Deep Learning from Scratch to GPU - 6 - CUDA and OpenCL
Need help with your custom Clojure software? I'm open to (selected) contract work.February 28, 2019
Please share: Twitter.
These books fund my work! Please check them out.
If you haven't yet, read my introduction to this series in Deep Learning in Clojure from Scratch to GPU - Part 0 - Why Bother?.
The previous article, Part 5, is here: Sharing Memory.
To run the code, you need a Clojure project with Neanderthal () included as a dependency.
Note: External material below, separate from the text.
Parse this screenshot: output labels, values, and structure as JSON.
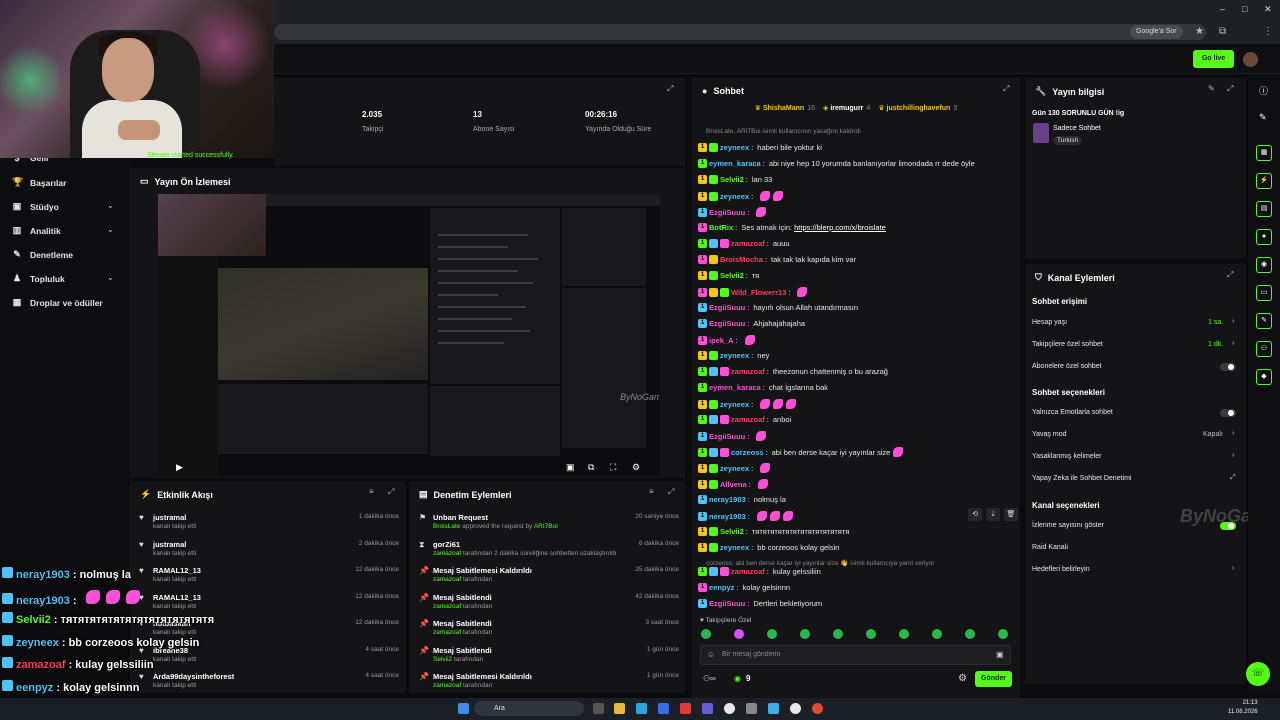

If you're in a hurry, you can clone Neanderthal Hello World project.
Don't forget to read at least some introduction from Neural Networks and Deep Learning, start up the REPL from your favorite Clojure development environment, and let's continue with the tutorial.
(require '[uncomplicate.commons.core :refer [with-release let-release Releaseable release]] '[uncomplicate.clojurecuda.core :as cuda :refer [current-context default-stream synchronize!]] '[uncomplicate.clojurecl.core :as opencl :refer [*context* *command-queue* finish!]] '[uncomplicate.neanderthal [core :refer [axpy! scal! transfer! transfer mm! rk! view-ge vctr ge entry!]] [native :refer [native-double native-float dv dge]] [vect-math :refer [tanh! linear-frac!]] [cuda :refer [cuda-float]] [opencl :refer [opencl-float]]]) (import 'clojure.lang.IFn)
The network diagram
I'm repeating the network diagram from the previous article as a convenient reference.
The inference layer type
We're starting from the existing layer type, and trim it down a bit. The single-input function is redundant. We keep just the batch version.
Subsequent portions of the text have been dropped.